La crise financière de 2008 a mis cruellement en lumière un certain nombre de dysfonctionnements de la sphère financière. Parmi ceux-ci, la grande difficulté à gérer la défaillance d’une entité financière de grande taille et inextricablement connectée avec un grand nombre d’autres entités: les fameuses TBTF, « Too Big To Fail ». Après avoir laissé chuter Lehman , pour l’exemple semble-t-il, les gouvernements ont massivement renfloué les autres banques en difficulté, employant pour cela avec générosité l’argent du contribuable. Ce sont les fameux « bail-out », renflouement en bon français.
Le contribuable ne laisse pas de manifester un certain mécontentement. Mais surtout il y a quelque chose de malsain à ce que certains acteurs économiques se retrouvent ainsi en quelque sorte exemptés des contraintes d’une saine gestion sous prétexte que la puissance publique se verra de toute façon obligée de leur venir en aide en cas de difficulté. C’est ce qu’on appelle le « hasard moral », traduction peu satisfaisante de « moral hazard ». Pour ne citer qu’un exemple en relation avec la suite de cet article, le marché tend ainsi à leur affecter une prime de risque faible, du simple fait qu’ils bénéficient de cette garantie implicite, leur permettant ainsi d’emprunter à des taux particulièrement bas par rapport à la qualité réelle de leurs actifs.
« Plus jamais ça », a dit le G20. Il faut trouver un autre système.

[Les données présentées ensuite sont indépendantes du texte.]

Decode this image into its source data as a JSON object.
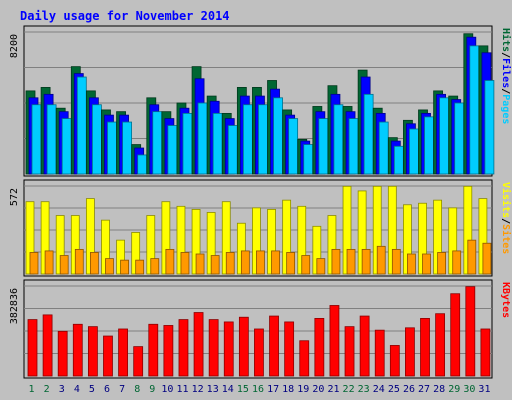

C’est ainsi que les régulateurs ont inventé le « bail-in ». Plus question de ponctionner l’argent du budget des États, cette fois ce sont les créanciers de l’établissement bancaire en difficulté qui devront mettre la main à la poche. Parmi les créanciers d’une banque, il y a bien sûr en premier lieu les déposants. Mais ceux-ci sont protégés par le fond de garantie des dépôts, et puis de toute façon les appeler à contribuer, comme Chypre a voulu le faire, serait encore plus désastreux pour l’image de la profession. Les créanciers qui devront se mobiliser en cas de difficulté seront donc les détenteurs d’obligations.
Comment procéderait-on? Tout simplement, à partir du moment où la banque entre en procédure de redressement, les autorités de régulation auraient la possibilité soit d’imposer la conversion en actions soit d’effacer purement et simplement une partie de la dette émise par la banque. Cela permettrait ainsi mécaniquement d’améliorer la solvabilité de l’établissement, en réduisant la part du passif exigible dans son bilan. Certains établissements ont commencé à émettre de la dette spécifiquement destinée à être convertie en capital en cas de besoin. Cette dette est évidemment pricée plus cher par le marché, car plus risquée. Plus généralement, on constate que la perspective du « bail-in » a permis de ramener les primes de risque sur les obligations bancaires à des niveaux plus réalistes qu’avant la crise.
Fini de renflouer les banques avec de l’argent public, on les renflouera avec de l’argent…
du public!
Il reste tout de même à se demander qui serait affecté vraiment en cas de bail-in d’un ou plusieurs (les crises ayant tendance à affecter l’ensemble de la sphère financière simultanément) établissements bancaires. Le contribuable est protégé et peut dormir sur ses deux oreilles. Ce sont « les créanciers » – donc d’affreux financiers – qui paieront le renflouement des affreuses banques. Qui sont ces créanciers? Pas d’autres banques! Ce sont des compagnies d’assurance, des fonds de pension, des sociétés de gestion. D’où vient leur argent? Des épargnants individuels, principalement: assurances-vie, OPCVM, plans d’épargne retraite. Bref au lieu de renflouer les banques avec de l’argent public, on les renflouera avec de l’argent…du public.
Ceci est dit sans acrimonie aucune d’ailleurs. Le moment est peut-être enfin venu de comprendre que la monnaie, ce n’est pas seulement l’argent que chacun détient et qu’il veut à tout prix et à juste titre protéger de la rapacité de l’Etat, des banques, etc. La monnaie c’est avant tout un bien public. Et les banques sont au cœur du système qui permet d’allouer la monnaie au sein du système économique. D’une manière ou d’une autre, la santé du système bancaire est et restera un bien d’intérêt public.